Ricardo : the history of mathematics may be very instructive. The ruler and compass are instructive. Josh’s gesture was of a compass. There was a time in the history of mathematics that people were developing instruments for making different shapes. Those tools structure are very informative and instructive.

Josh: we need get math educators and makers together to play and start with the math instead of the reverse engineering we’ve been doing at this conference.

Maybe look for mathematical instruments. those mathematical instruments become the core.

Ricardo teaches projected geometry. Final is an art project. They project shape in certain scales. The projection is a tool.
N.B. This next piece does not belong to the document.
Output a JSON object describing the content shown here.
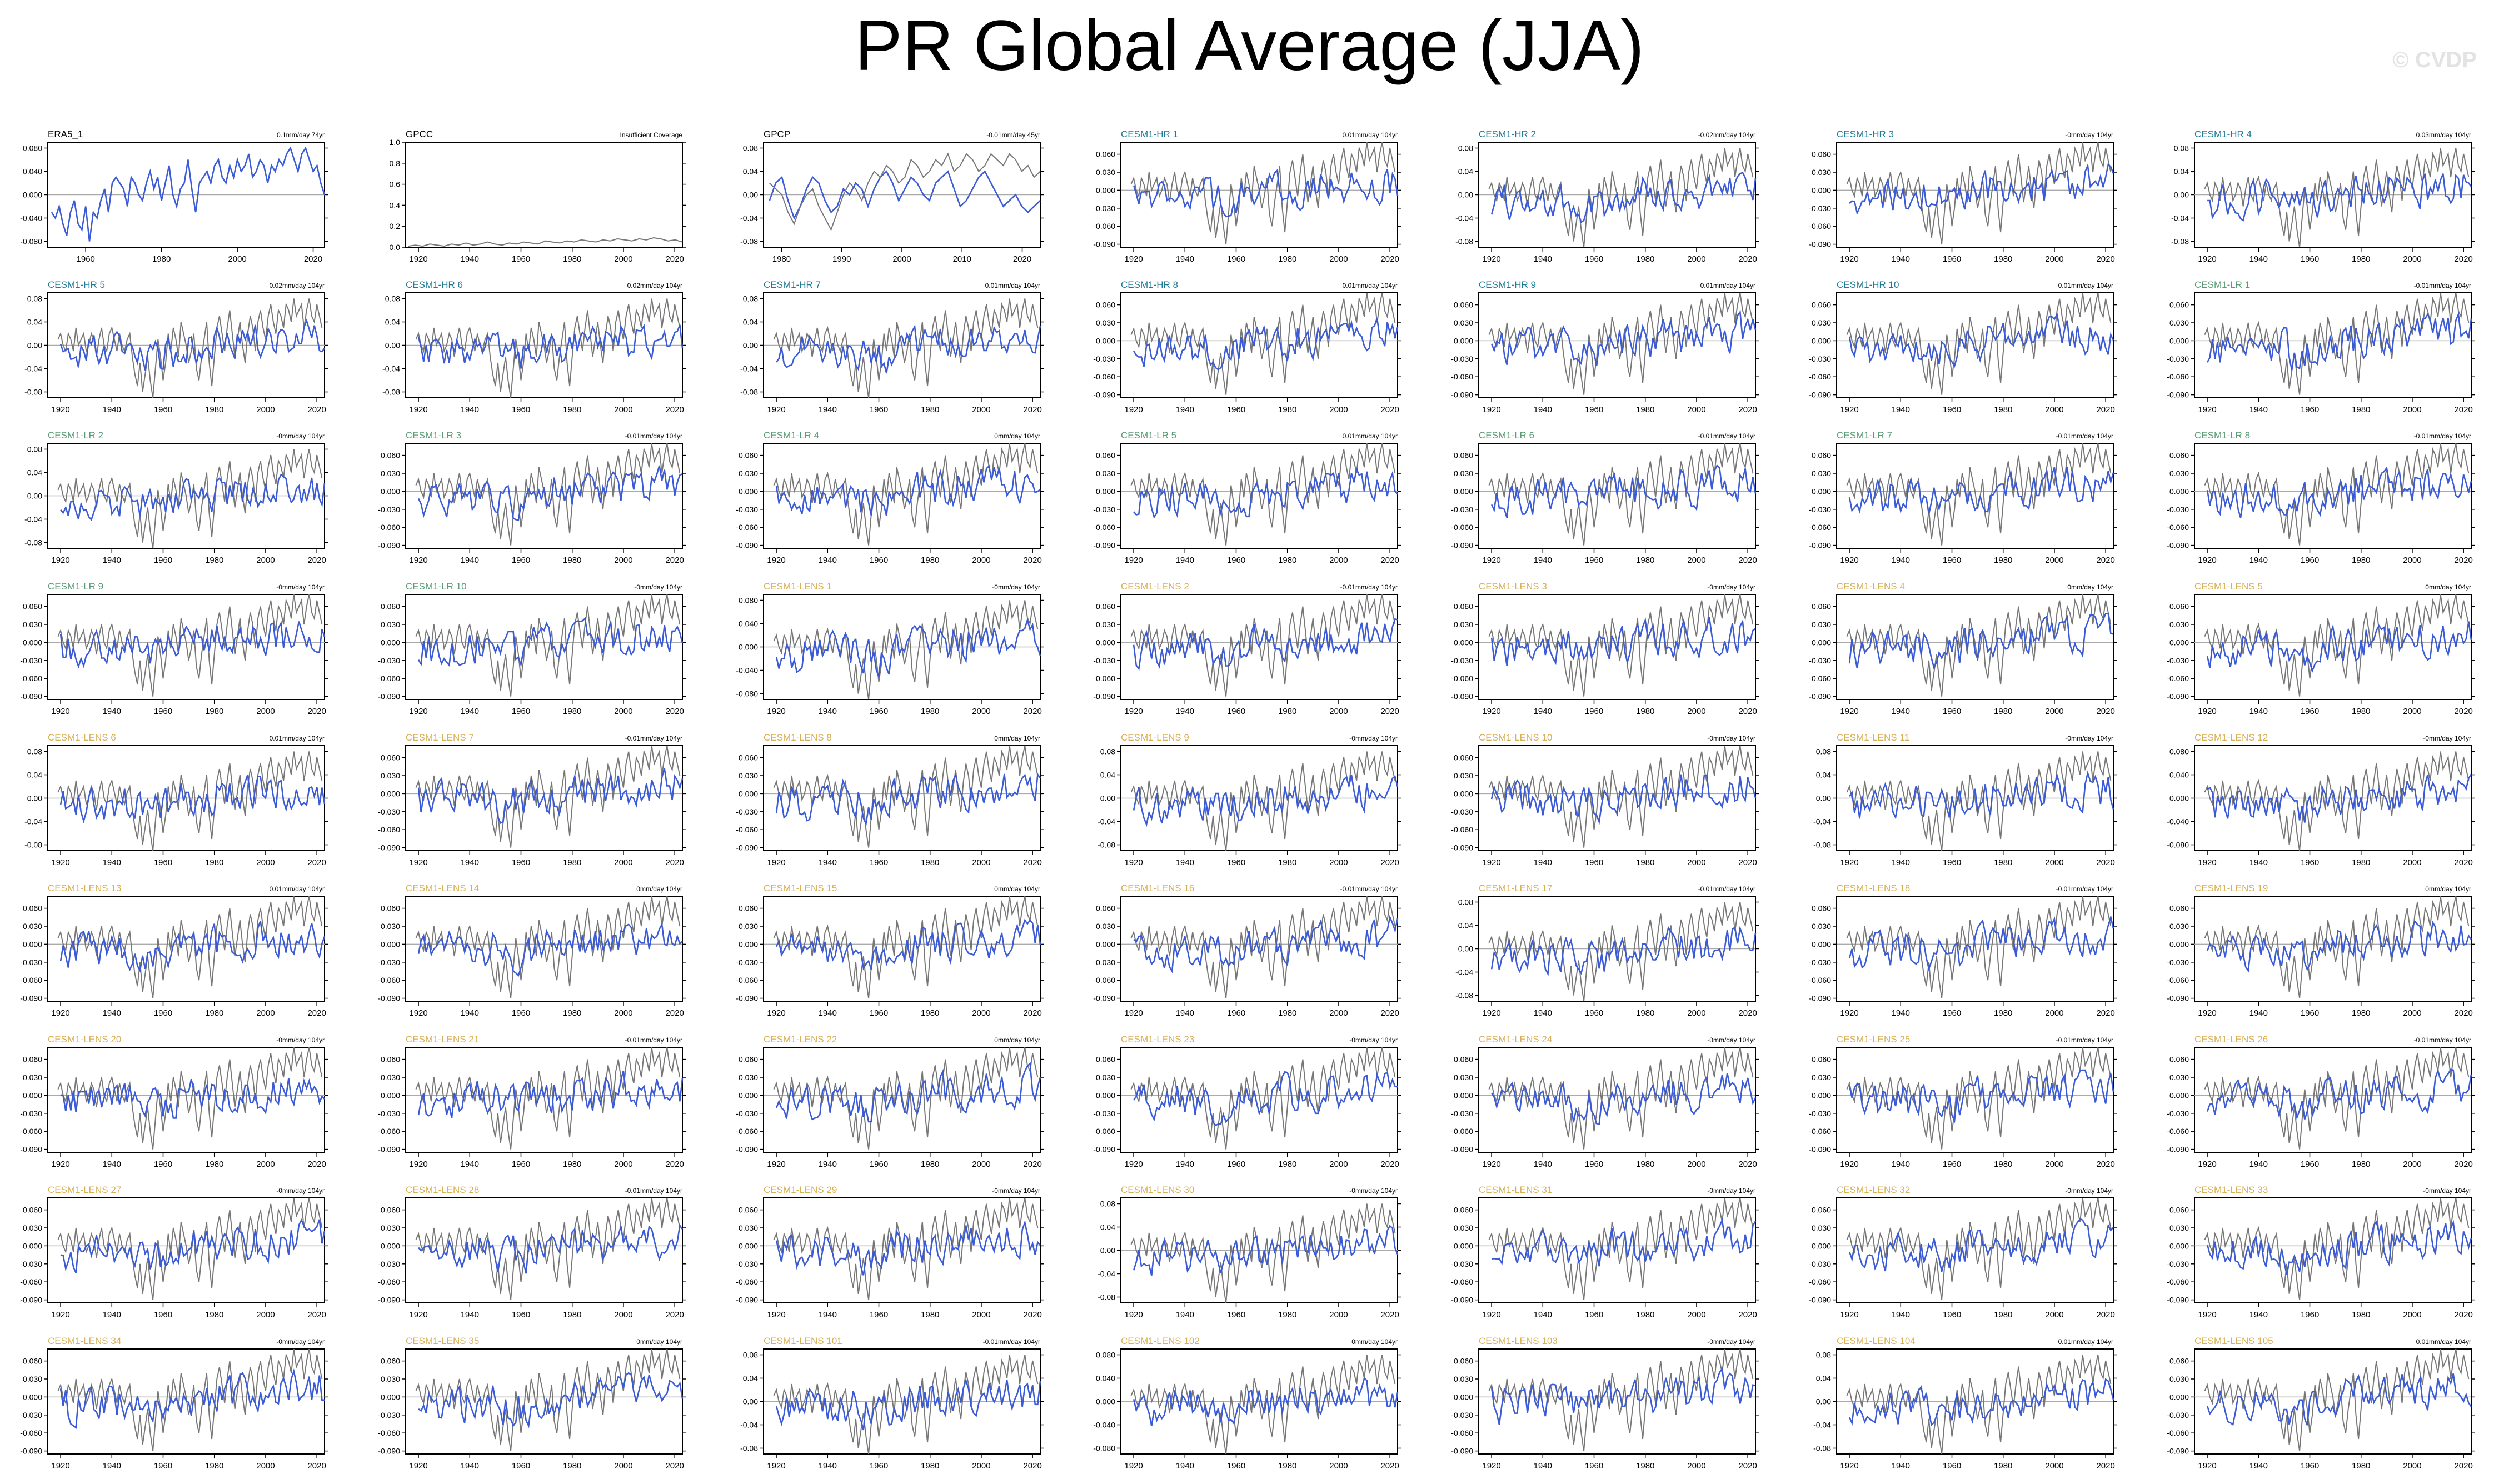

G: we need to be clear about design goals. Most mathematicians don’t have much insight into how kids understand math. Do we get mathematicians and makers together or math educators and makers/tinkerers. Almost all of our examples focus on geometry.

C: I’d like to see more data visualizations be part of making. Wants to go back to Josh’s point. get math educators and makers together. let’s go to some iconic math exhibits and activities. Perhaps bring curriculum developers into the conversation too. We had to throw out anything from curriculum that was making: quilts, mobiles, because it took too much time and materials. Making can’t be done in classrooms any more b/c of time.

F: can we use storytelling more as a strategy? stories about mathematicians and their struggles? Math always tells a story. Stories that children tell about their mental models of math? Math educator in residence?

H: Please include engineering education people too.

I: Maybe include a couple of mathematicians too.